Minister for Maritime Affairs
- Incumbent
- Assumed office 7 March 2025
- President: Asif Ali Zardari
- Prime Minister: Shehbaz Sharif

Member of the National Assembly of Pakistan
- Incumbent
- Assumed office 29 February 2024
- Constituency: NA-106 Toba Tek Singh-II
- In office 13 August 2018 – 10 August 2023
- Constituency: NA-112 (Toba Tek Singh-II)
- In office 30 May 2013 – 31 May 2018
- Constituency: NA-93 (Toba Tek Singh)
- In office 18 March 2008 – 17 March 2013
- Constituency: NA-93 (Toba Tek Singh)

Special Assistant to the Prime Minister on Communication
- In office 20 April 2022 – 14 August 2023
- President: Arif Alvi
- Prime Minister: Shehbaz Sharif

Minister of State for Communications
- In office 4 August 2017 – 31 May 2018
- President: Mamnoon Hussain
- Prime Minister: Shahid Khaqan Abbasi

Special Assistant to the Prime Minister on Youth Affairs
- In office 30 May 2013 – 4 August 2017
- President: Mamnoon Hussain
- Prime Minister: Nawaz Sharif

Personal details
- Born: 2 November 1966 (age 59) Toba Tek Singh, Punjab, Pakistan
- Party: PMLN (2008-present)

= Muhammad Junaid Anwar =

Pakistani politician (born 1966)

Muhammad Junaid Anwar Chaudhry (born 2 November 1966) is a Pakistani politician who has been a member of the National Assembly of Pakistan since 2008, winning the election four times during this period. He served as Minister of State for Communications in Abbasi cabinet from August 2017 to May 2018. He is Federal Minister for Maritime Affairs since March 2025.

==Early life==
He was born on 2 November 1966 in Toba Tek Singh. He belongs to a political Arain family of District Toba Tek Singh. His father and grand father have remained Members National Assembly of Pakistan. His grand father Chaudhry Abdul Sattar also served as District Nazim Toba Tek Singh from 2005 to 2009.

==Political career==
He was elected to the National Assembly of Pakistan as a candidate of Pakistan Muslim League (N) (PML-N) from Constituency NA-93 (Toba Tek Singh-II) in the 2008 Pakistani general election. He received 84,061 votes and defeated Chaudhry Muhammad Ashfaq, a candidate of Pakistan Muslim League (Q) (PML-Q).

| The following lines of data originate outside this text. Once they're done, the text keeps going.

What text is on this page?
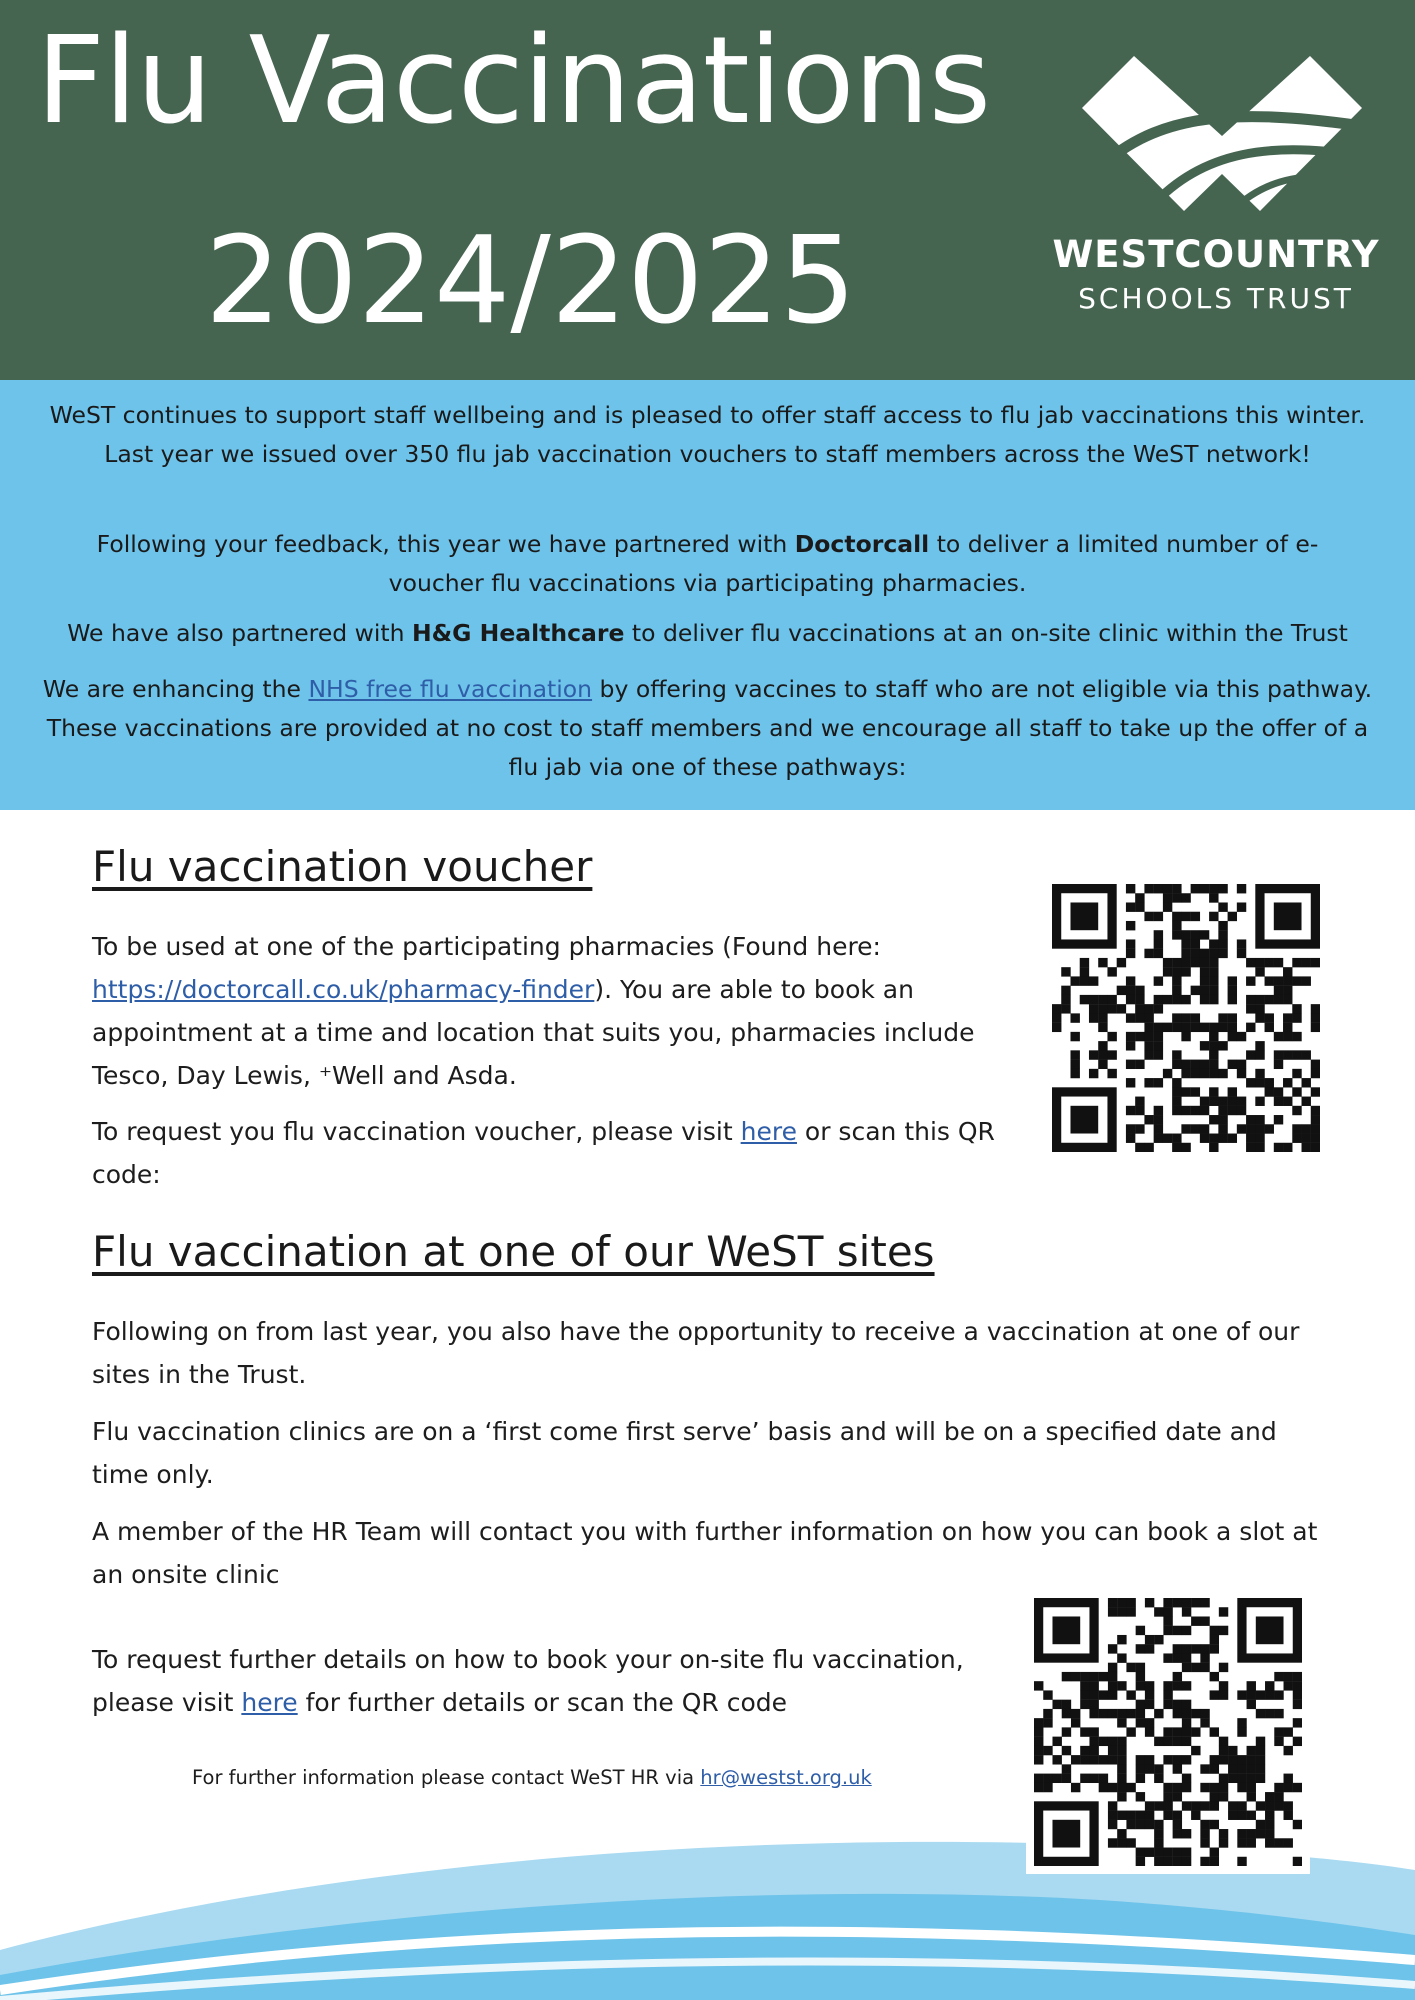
Flu Vaccinations
2024/2025	WESTCOUNTRY
SCHOOLS TRUST

WeST continues to support staff wellbeing and is pleased to offer staff access to flu jab vaccinations this winter. Last year we issued over 350 flu jab vaccination vouchers to staff members across the WeST network!

Following your feedback, this year we have partnered with Doctorcall to deliver a limited number of e-voucher flu vaccinations via participating pharmacies.

We have also partnered with H&G Healthcare to deliver flu vaccinations at an on-site clinic within the Trust

We are enhancing the NHS free flu vaccination by offering vaccines to staff who are not eligible via this pathway. These vaccinations are provided at no cost to staff members and we encourage all staff to take up the offer of a flu jab via one of these pathways:

Flu vaccination voucher

To be used at one of the participating pharmacies (Found here: https://doctorcall.co.uk/pharmacy-finder). You are able to book an appointment at a time and location that suits you, pharmacies include Tesco, Day Lewis, ⁺Well and Asda.

To request you flu vaccination voucher, please visit here or scan this QR code:

Flu vaccination at one of our WeST sites

Following on from last year, you also have the opportunity to receive a vaccination at one of our sites in the Trust.

Flu vaccination clinics are on a ‘first come first serve’ basis and will be on a specified date and time only.

A member of the HR Team will contact you with further information on how you can book a slot at an onsite clinic

To request further details on how to book your on-site flu vaccination, please visit here for further details or scan the QR code

For further information please contact WeST HR via hr@westst.org.uk
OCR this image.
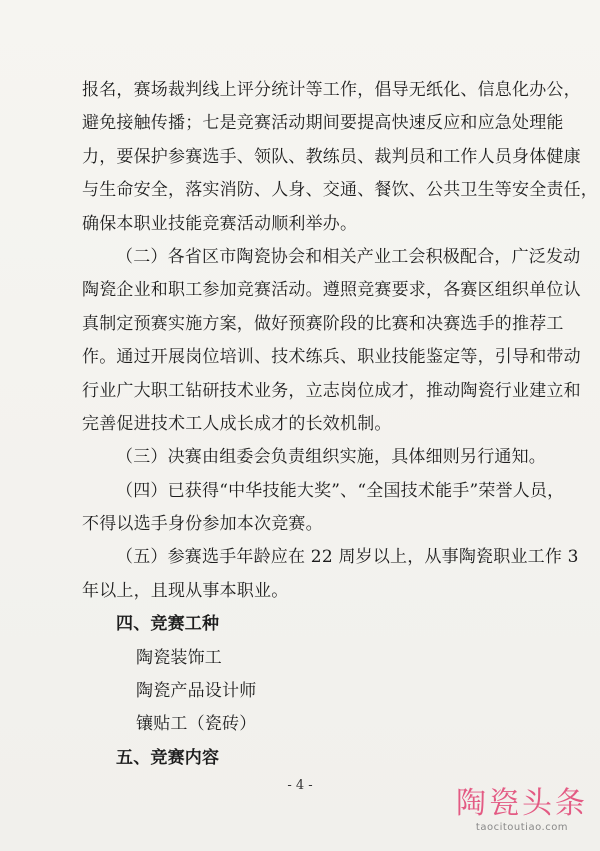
报名，赛场裁判线上评分统计等工作，倡导无纸化、信息化办公，
避免接触传播；七是竞赛活动期间要提高快速反应和应急处理能
力，要保护参赛选手、领队、教练员、裁判员和工作人员身体健康
与生命安全，落实消防、人身、交通、餐饮、公共卫生等安全责任，
确保本职业技能竞赛活动顺利举办。
（二）各省区市陶瓷协会和相关产业工会积极配合，广泛发动
陶瓷企业和职工参加竞赛活动。遵照竞赛要求，各赛区组织单位认
真制定预赛实施方案，做好预赛阶段的比赛和决赛选手的推荐工
作。通过开展岗位培训、技术练兵、职业技能鉴定等，引导和带动
行业广大职工钻研技术业务，立志岗位成才，推动陶瓷行业建立和
完善促进技术工人成长成才的长效机制。
（三）决赛由组委会负责组织实施，具体细则另行通知。
（四）已获得“中华技能大奖”、“全国技术能手”荣誉人员，
不得以选手身份参加本次竞赛。
（五）参赛选手年龄应在 22 周岁以上，从事陶瓷职业工作 3
年以上，且现从事本职业。
四、竞赛工种
陶瓷装饰工
陶瓷产品设计师
镶贴工（瓷砖）
五、竞赛内容
- 4 -
陶瓷头条
taocitoutiao.com
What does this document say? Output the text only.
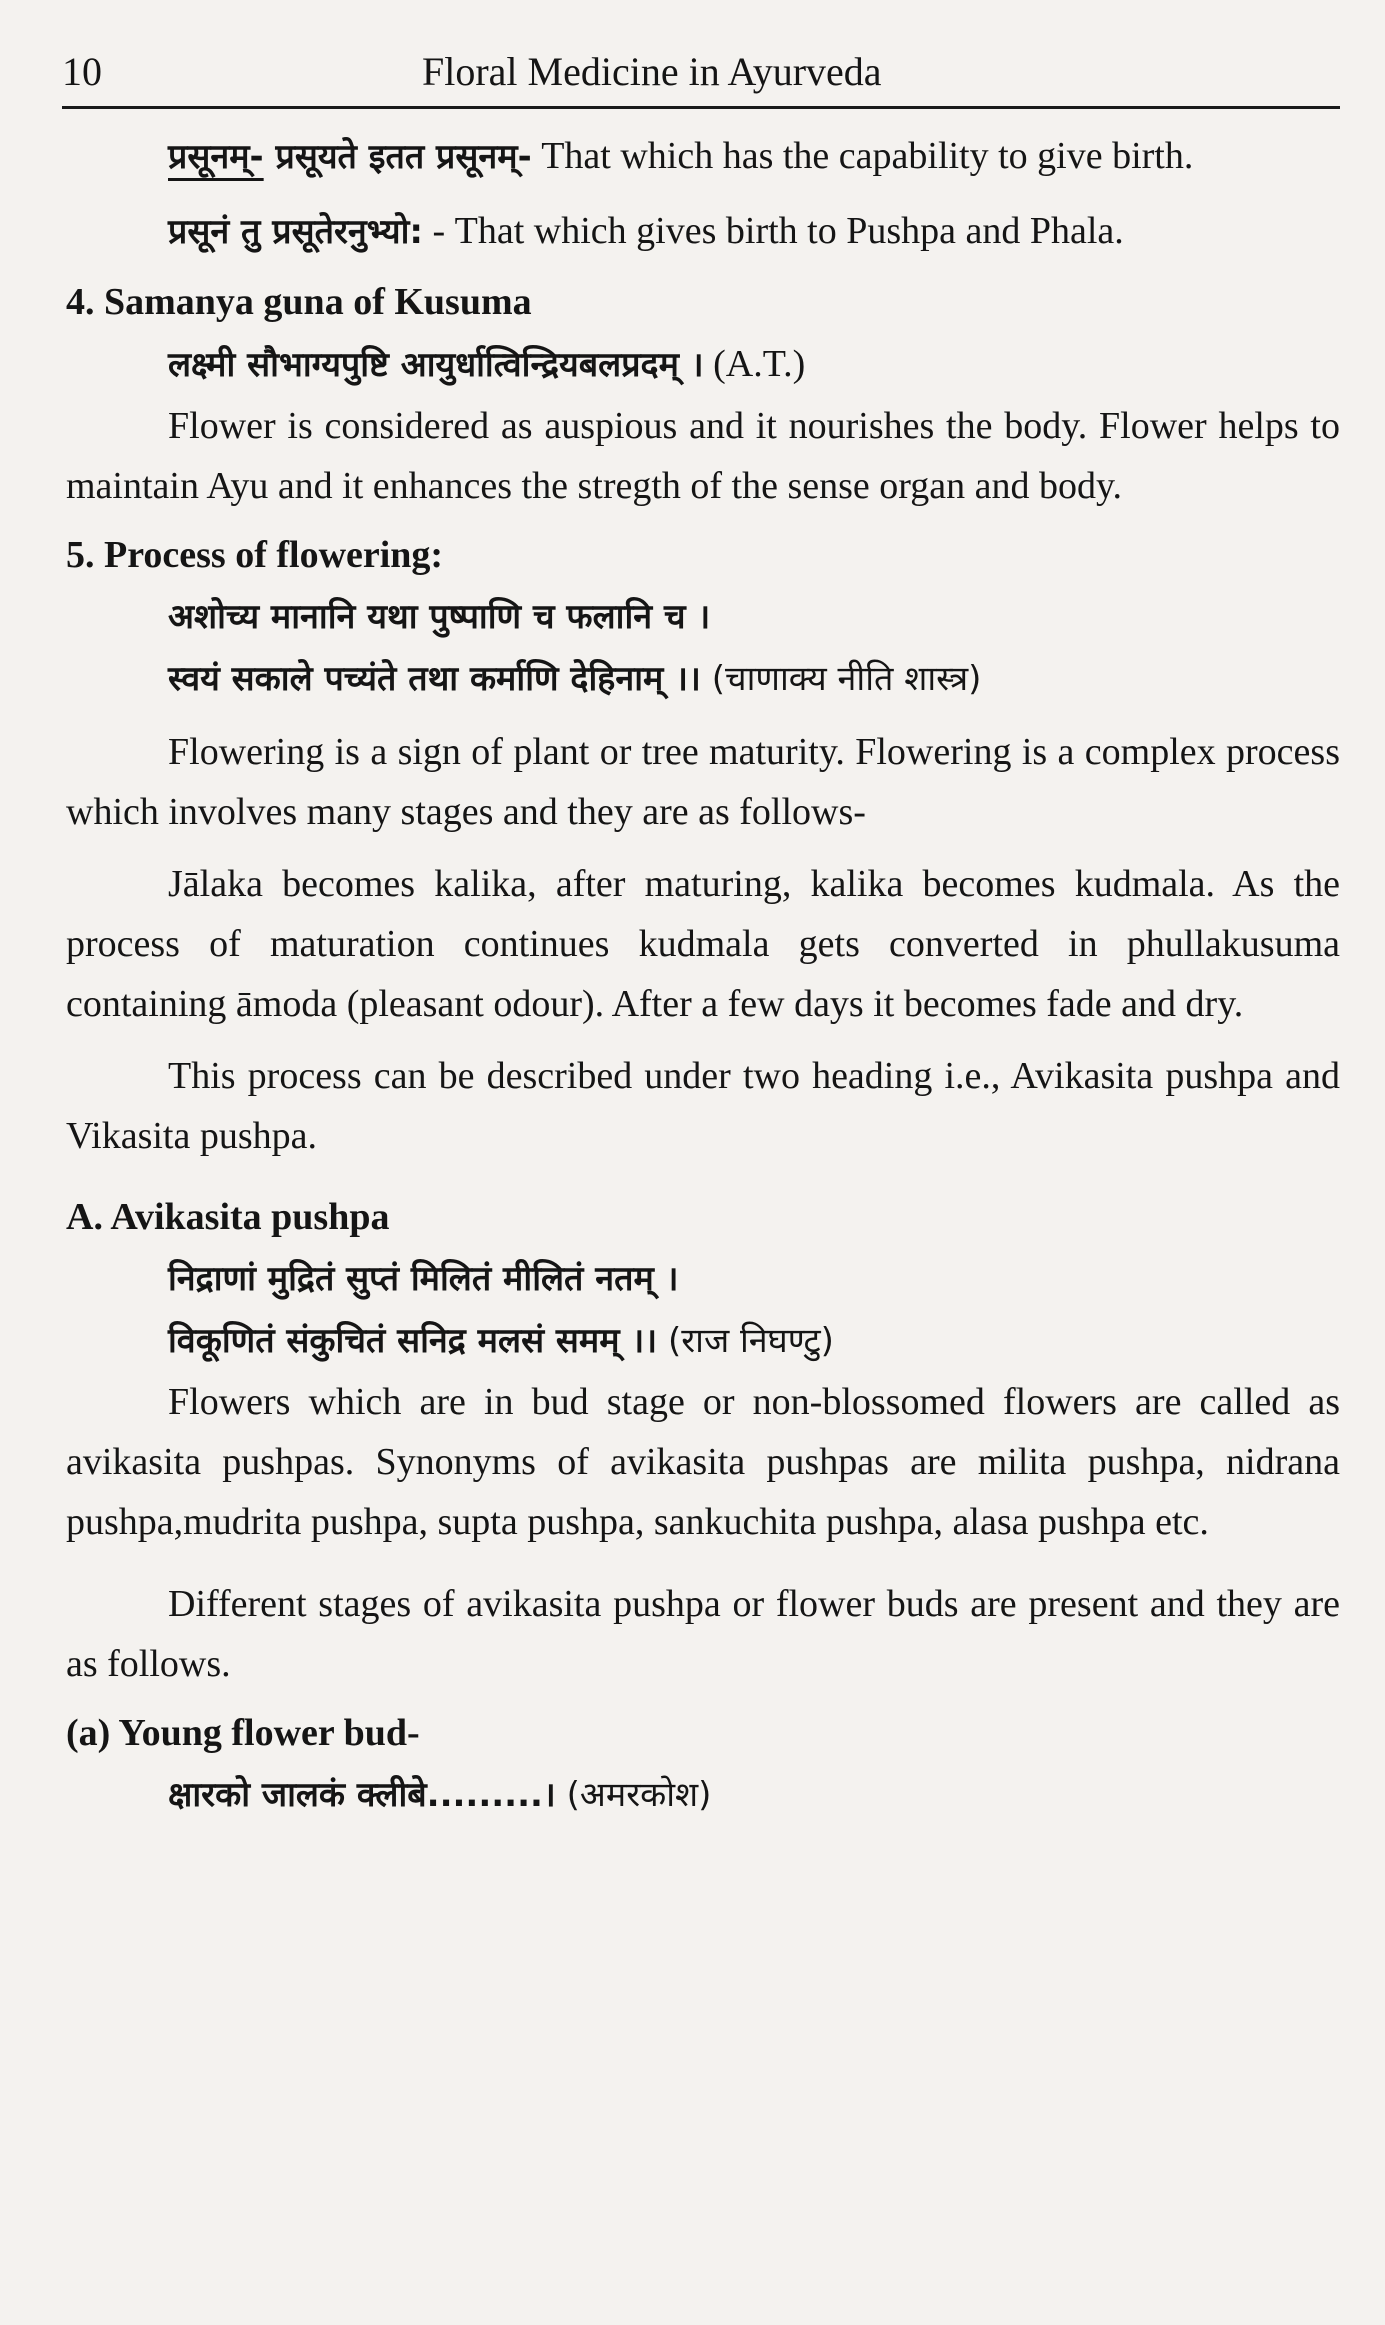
10	Floral Medicine in Ayurveda

प्रसूनम्- प्रसूयते इतत प्रसूनम्- That which has the capability to give birth.

प्रसूनं तु प्रसूतेरनुभ्यो: - That which gives birth to Pushpa and Phala.

4. Samanya guna of Kusuma

लक्ष्मी सौभाग्यपुष्टि आयुर्धात्विन्द्रियबलप्रदम् । (A.T.)

Flower is considered as auspious and it nourishes the body. Flower helps to maintain Ayu and it enhances the stregth of the sense organ and body.

5. Process of flowering:

अशोच्य मानानि यथा पुष्पाणि च फलानि च ।

स्वयं सकाले पच्यंते तथा कर्माणि देहिनाम् ।। (चाणाक्य नीति शास्त्र)

Flowering is a sign of plant or tree maturity. Flowering is a complex process which involves many stages and they are as follows-

Jālaka becomes kalika, after maturing, kalika becomes kudmala. As the process of maturation continues kudmala gets converted in phullakusuma containing āmoda (pleasant odour). After a few days it becomes fade and dry.

This process can be described under two heading i.e., Avikasita pushpa and Vikasita pushpa.

A. Avikasita pushpa

निद्राणां मुद्रितं सुप्तं मिलितं मीलितं नतम् ।

विकूणितं संकुचितं सनिद्र मलसं समम् ।। (राज निघण्टु)

Flowers which are in bud stage or non-blossomed flowers are called as avikasita pushpas. Synonyms of avikasita pushpas are milita pushpa, nidrana pushpa,mudrita pushpa, supta pushpa, sankuchita pushpa, alasa pushpa etc.

Different stages of avikasita pushpa or flower buds are present and they are as follows.

(a) Young flower bud-

क्षारको जालकं क्लीबे.........। (अमरकोश)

He was re-elected to the National Assembly as a candidate of PML-N from Constituency NA-93 (Toba Tek Singh-II) in the 2013 Pakistani general election. He received 117,534 votes and defeated Chaudhry Muhammad Ashfaq, a candidate of Pakistan Tehreek-e-Insaf (PTI).

Following the election of Shahid Khaqan Abbasi as Prime Minister of Pakistan in August 2017, he was inducted into the federal cabinet of Abbasi. He was appointed as the Minister of State for Communications. Upon the dissolution of the National Assembly on the expiration of its term on 31 May 2018, Chaudhry ceased to hold the office as Minister of State for Communications.

He was re-elected to the National Assembly as a candidate of PML-N from Constituency NA-112 (Toba Tek Singh-II) in the 2018 Pakistani general election. He received 125,303 votes and defeated Chaudhry Muhammad Ashfaq, a candidate of PTI.

He was appointed as Special Assistant (with the status of Federal Minister) to PM Shehbaz Sharif in April 2022. Junaid also served as head of Prime Minister’s complaint cell from April 2022 to August 2023.

He was re-elected to the National Assembly as a candidate of PML-N from NA-106 Toba Tek Singh-II in the 2024 Pakistani general election. He received 137,779 votes and defeated Khalid Nawaz, an independent candidate supported by (PTI) Pakistan Tehreek-e-Insaf and Chaudhry Muhammad Ashfaq, a candidate of (IPP) Istehkam-e-Pakistan Party.

He was appointed as Federal Minister for Maritime Affairs.